A slew of websites help consumers decide when to buy by tracking historical prices for a product and alerting customers when the price of an item drops. For example, Nextag graphs the price history of products so shoppers can see if prices have gone up or down in the past few months. It can also send email alerts when a specific item drops below the consumer’s target price. Glimpse, a Facebook app built by comparison shopping engine TheFind, sends email alerts to consumers when a product they have liked goes on sale. According to InternetRetailer, Glimpse had about 120,000 users as of late September, and has a goal of raising the count to 500,000 by the 2012 holidays. TheFind reports that about 25% of price alert emails are opened by consumers, and nearly half of those who open them click through to the ecommerce site that sells the product. A number of sites specifically track price changes on Amazon. One of them, camelcamelcamel, allows users to view a graph showing the price history of products on Amazon and sign up for price alerts via email and Twitter when a product’s price drops. Amazon’s shopping cart effectively is a price-tracking mechanism, too, notes Mercent’s Best. Customers will receive notification of any price change to items in their cart when they return to the cart review page.

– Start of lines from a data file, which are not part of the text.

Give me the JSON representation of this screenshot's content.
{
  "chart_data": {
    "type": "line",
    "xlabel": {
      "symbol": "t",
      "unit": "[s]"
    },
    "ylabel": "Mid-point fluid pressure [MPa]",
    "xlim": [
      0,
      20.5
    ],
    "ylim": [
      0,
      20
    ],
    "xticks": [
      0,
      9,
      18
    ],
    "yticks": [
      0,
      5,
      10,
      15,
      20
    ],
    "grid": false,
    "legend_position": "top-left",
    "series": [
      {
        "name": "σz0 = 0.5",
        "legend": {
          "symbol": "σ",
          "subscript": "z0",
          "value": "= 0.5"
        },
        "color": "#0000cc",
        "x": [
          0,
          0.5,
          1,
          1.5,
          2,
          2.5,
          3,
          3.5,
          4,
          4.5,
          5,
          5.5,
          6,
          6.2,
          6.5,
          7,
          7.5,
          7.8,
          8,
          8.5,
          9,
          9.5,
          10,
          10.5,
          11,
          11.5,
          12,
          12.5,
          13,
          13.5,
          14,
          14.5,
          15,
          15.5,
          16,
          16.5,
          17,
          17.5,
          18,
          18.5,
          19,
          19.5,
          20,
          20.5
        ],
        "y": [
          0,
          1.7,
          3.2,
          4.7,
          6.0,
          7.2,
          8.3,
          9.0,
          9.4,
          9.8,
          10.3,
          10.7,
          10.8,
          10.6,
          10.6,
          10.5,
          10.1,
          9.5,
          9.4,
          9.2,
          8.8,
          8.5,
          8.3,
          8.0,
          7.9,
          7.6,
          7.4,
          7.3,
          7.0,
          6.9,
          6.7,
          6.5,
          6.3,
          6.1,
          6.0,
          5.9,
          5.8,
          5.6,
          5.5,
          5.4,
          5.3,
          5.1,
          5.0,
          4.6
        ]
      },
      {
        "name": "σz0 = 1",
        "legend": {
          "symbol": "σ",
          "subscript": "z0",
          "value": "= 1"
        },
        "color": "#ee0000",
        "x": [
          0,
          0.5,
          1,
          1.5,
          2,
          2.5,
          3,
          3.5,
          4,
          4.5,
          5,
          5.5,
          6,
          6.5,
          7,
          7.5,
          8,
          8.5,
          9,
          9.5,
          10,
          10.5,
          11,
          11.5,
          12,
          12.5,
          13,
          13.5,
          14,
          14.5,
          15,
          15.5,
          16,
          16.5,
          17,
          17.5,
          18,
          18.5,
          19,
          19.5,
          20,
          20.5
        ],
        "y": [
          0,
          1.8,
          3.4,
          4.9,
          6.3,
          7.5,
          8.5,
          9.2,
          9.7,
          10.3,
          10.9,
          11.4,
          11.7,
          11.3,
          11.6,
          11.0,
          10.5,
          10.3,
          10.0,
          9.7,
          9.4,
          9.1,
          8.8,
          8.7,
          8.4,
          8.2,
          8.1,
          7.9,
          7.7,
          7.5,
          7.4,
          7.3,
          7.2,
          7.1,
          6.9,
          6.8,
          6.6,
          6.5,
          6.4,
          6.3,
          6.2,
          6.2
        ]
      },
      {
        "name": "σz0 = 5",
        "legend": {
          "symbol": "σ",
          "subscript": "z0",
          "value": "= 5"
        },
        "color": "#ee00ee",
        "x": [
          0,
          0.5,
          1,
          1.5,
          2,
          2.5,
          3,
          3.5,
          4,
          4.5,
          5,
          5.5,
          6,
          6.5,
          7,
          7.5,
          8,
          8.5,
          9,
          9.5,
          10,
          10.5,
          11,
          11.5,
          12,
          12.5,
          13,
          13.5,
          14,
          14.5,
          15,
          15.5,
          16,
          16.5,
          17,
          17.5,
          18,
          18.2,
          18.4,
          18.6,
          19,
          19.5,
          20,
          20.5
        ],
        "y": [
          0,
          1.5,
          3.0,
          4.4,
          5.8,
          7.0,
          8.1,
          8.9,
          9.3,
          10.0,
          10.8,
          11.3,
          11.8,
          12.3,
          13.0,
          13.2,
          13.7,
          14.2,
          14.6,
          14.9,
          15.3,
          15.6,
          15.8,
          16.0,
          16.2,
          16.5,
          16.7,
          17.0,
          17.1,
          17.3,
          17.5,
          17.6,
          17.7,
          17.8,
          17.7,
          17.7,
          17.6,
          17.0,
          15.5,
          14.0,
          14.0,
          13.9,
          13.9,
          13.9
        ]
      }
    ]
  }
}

Predictive pricing services

One of the most useful shopping tools to arrive on the market recently is Decide, a website and mobile app that uses predictive technology to advise consumers on when to buy or wait, based on Big Data analysis of 25 billion price movements. Decide predicts prices two weeks in the future in product categories like consumer electronics, appliances, lawn and garden, sports, and tools and hardware. Decide claims its price predictions are right 77% of the time, and when they are, consumers save an average of $101 per product. In April 2012, the company announced a price guarantee where Decide will pay the difference up to $200 if a product price drops further in the two weeks following a purchase based on a Decide recommendation to buy. When asked about what retailers can learn from Decide, Michael Paulson, the company’s vice president of product and business development, said: “If we allowed retailers, for example, to see how many people were waiting for a price drop on a given product, it would be a very obvious thing for them to say, ‘Well, let’s just make the future happen now. We all know the price is going to drop $70 on this camera. Why don’t we go in and offer it to consumers right now for $70 less or $55 less?’ You can imagine win-win scenarios like that where we [Decide] let retailers know where consumers are on the demand curve for a product. Then retailers can move their inventory and consumers can get what they want sooner.”